Et puis finalement, on respecte ce choix. D’une part parce qu’en tant que lecteur, quand on choisit une bande dessinée, ce n’est pas pour lire quelque chose de plat ; et d’autre part parce que ces fameuses spécificités auraient pu être toutes autres mais c’est celles-là qui ont été retenues, et point barre. Et vous verrez que c’est tant mieux : les personnages sont très attachants, que ce soit par leur assurance, leurs faiblesses, leur culpabilité, leurs défauts et leurs atouts… Par leurs questions légitimes, aussi, et par cette amitié qui les lie et qu’ils remettent à l’épreuve.

Le lieu dans lequel se passe l’action est très important. Il est inconnu de tous, donc personne n’en tirera un avantage sur les autres. Omniprésent, il est pourtant discret, bien qu’il sache être décliné (campagne inspirant Dom l’artiste, petit village typique dans lequel on descend faire le marché, bord de piscine propice aux conversations de vacances…) Et ces lieux sont le décor d’une fascinante chronique sociale, de cette analyse de personnalités toutes différentes les unes des autres – mais qui pourtant sont toutes unies, ne serait-ce que par le vécu.

Sur les six (trois garçons, trois filles), seuls cinq se connaissent très bien. Seule Jan est nouvelle. Et nous-mêmes, lecteurs, on ne la connaîtra qu’après s’être fait présenter les autres.

Et puis… c’est parti ! On vit en direct ces retrouvailles, cet épisode "confluent" de leurs vies. Et c’est sur un peu moins de 300 généreuses pages qu’on se laisse entraîner dans cette superbe histoire. Superbe parce que forcément pleine de ces petites choses qui font l’importance des instants vécus : vérités mises à plats, trahisons, déceptions, engueulades, réconciliations, etc…

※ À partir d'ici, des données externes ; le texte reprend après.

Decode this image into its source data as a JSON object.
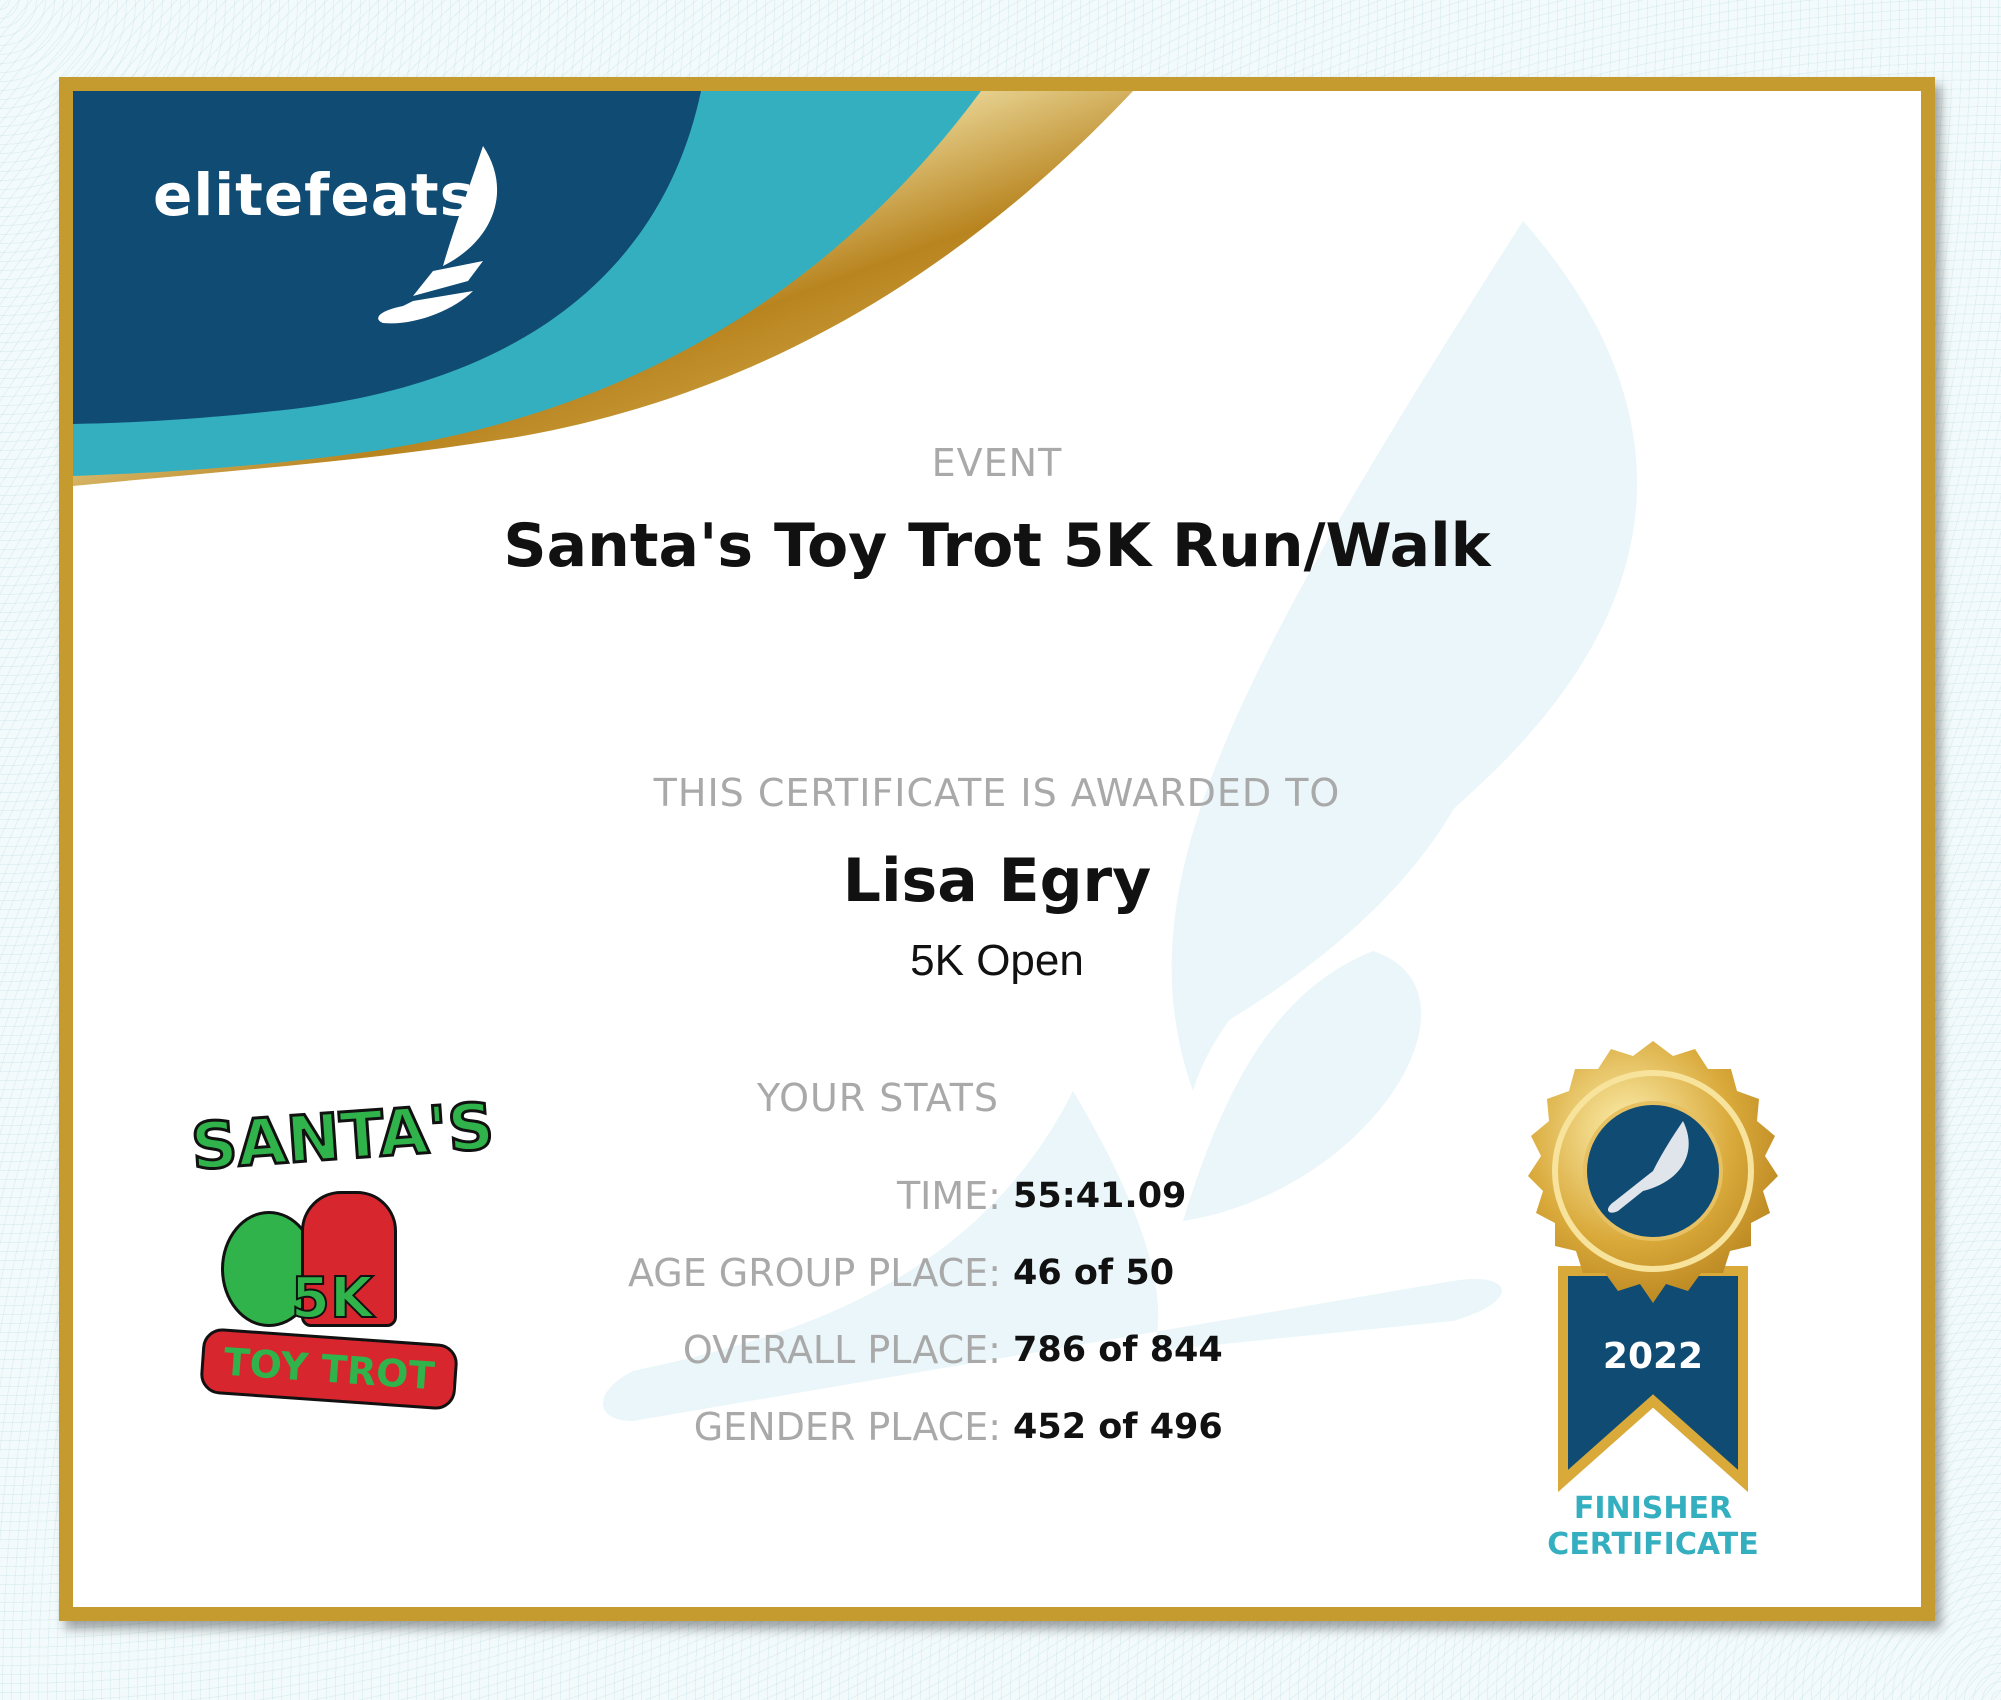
{
  "brand": {
    "logo_text": "elitefeats",
    "colors": {
      "navy": "#0f4b73",
      "teal": "#33afc0",
      "gold": "#c59a2e"
    }
  },
  "event": {
    "label": "EVENT",
    "name": "Santa's Toy Trot 5K Run/Walk"
  },
  "award": {
    "label": "THIS CERTIFICATE IS AWARDED TO",
    "name": "Lisa Egry",
    "division": "5K Open"
  },
  "stats": {
    "label": "YOUR STATS",
    "rows": [
      {
        "label": "TIME:",
        "value": "55:41.09"
      },
      {
        "label": "AGE GROUP PLACE:",
        "value": "46 of 50"
      },
      {
        "label": "OVERALL PLACE:",
        "value": "786 of 844"
      },
      {
        "label": "GENDER PLACE:",
        "value": "452 of 496"
      }
    ]
  },
  "event_logo": {
    "text_top": "SANTA'S",
    "text_mid": "5K",
    "text_bottom": "TOY TROT"
  },
  "medal": {
    "year": "2022",
    "line1": "FINISHER",
    "line2": "CERTIFICATE"
  }
}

Riche casting, les personnages ont été "coachés" par leurs auteurs par groupes de trois. Jim et Fane se sont partagés le storyboard et le dessin et on fait émerger de leurs héros une véritable réalité. Car Petites Eclipses est vraiment une lecture bio en ce sens qu’elle transpire l’authenticité, le juste regard. Et c’est sur une période très longue qu’a mûri le scénario pour éclore et donner ce fruit à la saveur incomparable.

Avec un dessin usant du noir, du blanc et de la palette des gris, un dessin qui a parfois des airs de croquis mais qui est dans son ensemble un régal pour les yeux ; avec sa narration exceptionnelle empruntant autant aux auteurs qu’à leurs personnages, avec un humour dosé si naturellement (et si bon !), Petites Eclipses est un chef d’œuvre. D’humour, d’amitié, d’amour, de poésie aussi. Ce n’est pas simplement une galerie de portraits ni un huis-clos, mais bien une aventure autant humaine qu’aventure tout court, à l’image de cette séquence de thérapie de groupe mémorable que subiront nos fanfarons sous le regard insondable de la mystérieuse Sylvaine-Alain : Jim et Fane ont réussi à rendre véritablement vivante cette fresque qu’on pouvait redouter trop "prise de tête", trop "Arte", à ne lire que les résumés qui en sont faits ici ou là.

Petites Eclipses est un coup de cœur comme j’aimerais en avoir plus souvent. La collection Ecritures ne faillit pas à sa charte de qualité en ouvrant son catalogue à ces deux auteurs qui sont vraiment complets et excellents dans ce travail qu’ils nous offrent.